90 - Multiple Myeloma and Other Plasma Cell Neoplasms

Abstract

More than 30,000 new cases of multiple myeloma (MM) are diagnosed annually in the United States. MM accounts for 1.4% of all new cancers and 1.9% of cancer-related deaths. The rate in blacks is twice that in whites. Agricultural workers, woodworkers, and paper mill workers have a higher risk than other occupational groups. The etiology of MM remains unknown. This hematological malignant disease with mature plasma cell morphological characteristics evolves from B cells late in development. The diagnosis of myeloma requires the presence of end-organ damage: anemia, elevated creatinine or calcium levels, and lytic bone lesions or myeloma-defining biomarkers. Prognostic factors of most importance for MM are an increased β2-microglobulin level, decreased serum albumin level, increased serum lactate dehydrogenase. and chromosomal abnormalities.
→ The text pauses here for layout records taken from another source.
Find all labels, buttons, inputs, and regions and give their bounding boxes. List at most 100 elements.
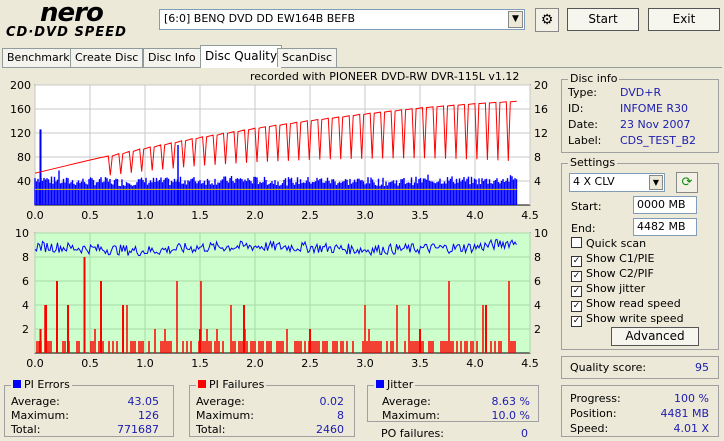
quality-score-box: Quality score: 95 <box>561 356 719 379</box>
upper-x-tick: 3.5 <box>411 209 429 222</box>
quick-scan-label: Quick scan <box>586 237 647 250</box>
show-c1-pie-checkbox[interactable]: ✓ Show C1/PIE <box>571 252 654 267</box>
disc-id-label: ID: <box>568 102 584 115</box>
lower-x-tick: 4.0 <box>466 357 484 370</box>
drive-select[interactable]: [6:0] BENQ DVD DD EW164B BEFB ▼ <box>159 9 525 30</box>
chevron-down-icon[interactable]: ▼ <box>508 11 523 28</box>
lower-plot-background <box>34 232 531 354</box>
tab-scandisc[interactable]: ScanDisc <box>277 48 338 67</box>
pi-failures-title-wrap: PI Failures <box>196 378 267 391</box>
lower-y-right-tick: 2 <box>534 323 541 336</box>
settings-group: Settings 4 X CLV ▼ ⟳ Start: 0000 MB End:… <box>561 156 719 350</box>
show-c2-pif-label: Show C2/PIF <box>586 267 654 280</box>
upper-y-left-tick: 160 <box>10 103 31 116</box>
pi-errors-avg-value: 43.05 <box>127 395 160 408</box>
position-label: Position: <box>570 407 617 420</box>
pi-errors-max-value: 126 <box>138 409 159 422</box>
po-failures-label: PO failures: <box>381 427 444 440</box>
show-write-speed-label: Show write speed <box>586 312 684 325</box>
lower-chart: 10 8 6 4 2 10 8 6 4 2 0.0 0.5 1.0 1.5 2.0 2.5 3.0 3.5 4.0 4… <box>0 226 560 374</box>
refresh-drive-button[interactable]: ⚙ <box>535 8 559 32</box>
lower-y-right-tick: 6 <box>534 275 541 288</box>
chevron-down-icon[interactable]: ▼ <box>649 175 663 190</box>
upper-chart: recorded with PIONEER DVD-RW DVR-115L v1… <box>0 68 560 228</box>
checkbox-box[interactable] <box>571 237 582 248</box>
lower-y-left-tick: 4 <box>22 299 29 312</box>
pi-failures-total-value: 2460 <box>316 423 344 436</box>
lower-y-right-tick: 10 <box>534 227 548 240</box>
lower-chart-svg: 10 8 6 4 2 10 8 6 4 2 0.0 0.5 1.0 1.5 2.0 2.5 3.0 3.5 4.0 4… <box>15 227 548 370</box>
upper-y-right-tick: 16 <box>534 103 548 116</box>
progress-box: Progress: 100 % Position: 4481 MB Speed:… <box>561 385 719 437</box>
lower-y-left-tick: 8 <box>22 251 29 264</box>
upper-x-tick: 2.0 <box>246 209 264 222</box>
nero-logo: nero CD·DVD SPEED <box>4 0 154 42</box>
disc-info-title: Disc info <box>568 72 620 85</box>
exit-button[interactable]: Exit <box>648 8 720 31</box>
jitter-title-wrap: Jitter <box>374 378 416 391</box>
pi-errors-avg-label: Average: <box>11 395 60 408</box>
jitter-color-icon <box>376 380 384 388</box>
tab-create-disc[interactable]: Create Disc <box>70 48 144 67</box>
upper-x-tick: 1.5 <box>191 209 209 222</box>
tab-disc-quality[interactable]: Disc Quality <box>200 45 283 68</box>
disc-label-label: Label: <box>568 134 602 147</box>
show-jitter-checkbox[interactable]: ✓ Show jitter <box>571 282 645 297</box>
disc-id-value: INFOME R30 <box>620 102 689 115</box>
settings-title: Settings <box>568 156 618 169</box>
lower-x-tick: 1.5 <box>191 357 209 370</box>
logo-sub: CD·DVD SPEED <box>6 25 127 40</box>
refresh-icon: ⟳ <box>681 175 693 190</box>
show-jitter-label: Show jitter <box>586 282 646 295</box>
logo-main: nero <box>40 0 104 28</box>
advanced-button[interactable]: Advanced <box>611 327 699 346</box>
pi-failures-max-value: 8 <box>337 409 344 422</box>
start-field[interactable]: 0000 MB <box>633 196 697 214</box>
disc-label-value: CDS_TEST_B2 <box>620 134 697 147</box>
quick-scan-checkbox[interactable]: Quick scan <box>571 237 646 250</box>
lower-y-right-tick: 4 <box>534 299 541 312</box>
lower-x-tick: 3.5 <box>411 357 429 370</box>
jitter-avg-value: 8.63 % <box>491 395 530 408</box>
position-value: 4481 MB <box>660 407 709 420</box>
show-c1-pie-label: Show C1/PIE <box>586 252 655 265</box>
check-icon[interactable]: ✓ <box>571 256 582 267</box>
upper-y-left-tick: 120 <box>10 127 31 140</box>
upper-y-right-tick: 8 <box>534 151 541 164</box>
pi-errors-max-label: Maximum: <box>11 409 69 422</box>
tab-disc-info[interactable]: Disc Info <box>143 48 201 67</box>
refresh-speed-button[interactable]: ⟳ <box>676 172 698 193</box>
show-write-speed-checkbox[interactable]: ✓ Show write speed <box>571 312 684 327</box>
pi-errors-title: PI Errors <box>24 378 70 391</box>
upper-chart-title: recorded with PIONEER DVD-RW DVR-115L v1… <box>250 70 519 83</box>
upper-y-right-tick: 12 <box>534 127 548 140</box>
check-icon[interactable]: ✓ <box>571 301 582 312</box>
speed-select-value: 4 X CLV <box>573 175 615 188</box>
upper-x-tick: 1.0 <box>136 209 154 222</box>
pi-failures-group: PI Failures Average: 0.02 Maximum: 8 Tot… <box>189 378 355 437</box>
show-c2-pif-checkbox[interactable]: ✓ Show C2/PIF <box>571 267 654 282</box>
start-button[interactable]: Start <box>567 8 639 31</box>
lower-y-left-tick: 10 <box>15 227 29 240</box>
pi-failures-color-icon <box>198 380 206 388</box>
po-failures-value: 0 <box>521 427 528 440</box>
disc-info-group: Disc info Type: DVD+R ID: INFOME R30 Dat… <box>561 72 719 153</box>
upper-y-left-tick: 200 <box>10 79 31 92</box>
check-icon[interactable]: ✓ <box>571 271 582 282</box>
upper-x-tick: 2.5 <box>301 209 319 222</box>
disc-date-label: Date: <box>568 118 598 131</box>
progress-label: Progress: <box>570 392 621 405</box>
show-read-speed-checkbox[interactable]: ✓ Show read speed <box>571 297 681 312</box>
pi-failures-title: PI Failures <box>209 378 265 391</box>
check-icon[interactable]: ✓ <box>571 286 582 297</box>
check-icon[interactable]: ✓ <box>571 316 582 327</box>
disc-type-value: DVD+R <box>620 86 662 99</box>
upper-y-left-tick: 80 <box>17 151 31 164</box>
tab-benchmark[interactable]: Benchmark <box>2 48 75 67</box>
lower-x-tick: 4.5 <box>521 357 539 370</box>
speed-select[interactable]: 4 X CLV ▼ <box>569 173 665 192</box>
lower-y-right-tick: 8 <box>534 251 541 264</box>
end-field[interactable]: 4482 MB <box>633 218 697 236</box>
upper-chart-svg: recorded with PIONEER DVD-RW DVR-115L v1… <box>10 70 548 222</box>
lower-x-tick: 2.0 <box>246 357 264 370</box>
Treatment is indicated for patients with symptomatic disease and myeloma-defining biomarkers. The past decade has witnessed a dramatic improvement in the therapeutic options for MM. Several novel biologically targeted agents are in clinical use and have resulted in improved outcomes, including proteasome inhibitors, immunomodulatory drugs, and monoclonal antibodies. High-dose therapy with stem-cell transplantation remains a standard of care. For solitary plasmacytoma of bone and extramedullary plasmacytoma, radiotherapy is the treatment of choice, with effective local control rates but high rates of progression to MM. Several promising drug therapy combinations are undergoing evaluation for refractory and relapsing myeloma. Localized radiotherapy is useful in palliation of painful or life-threatening disease.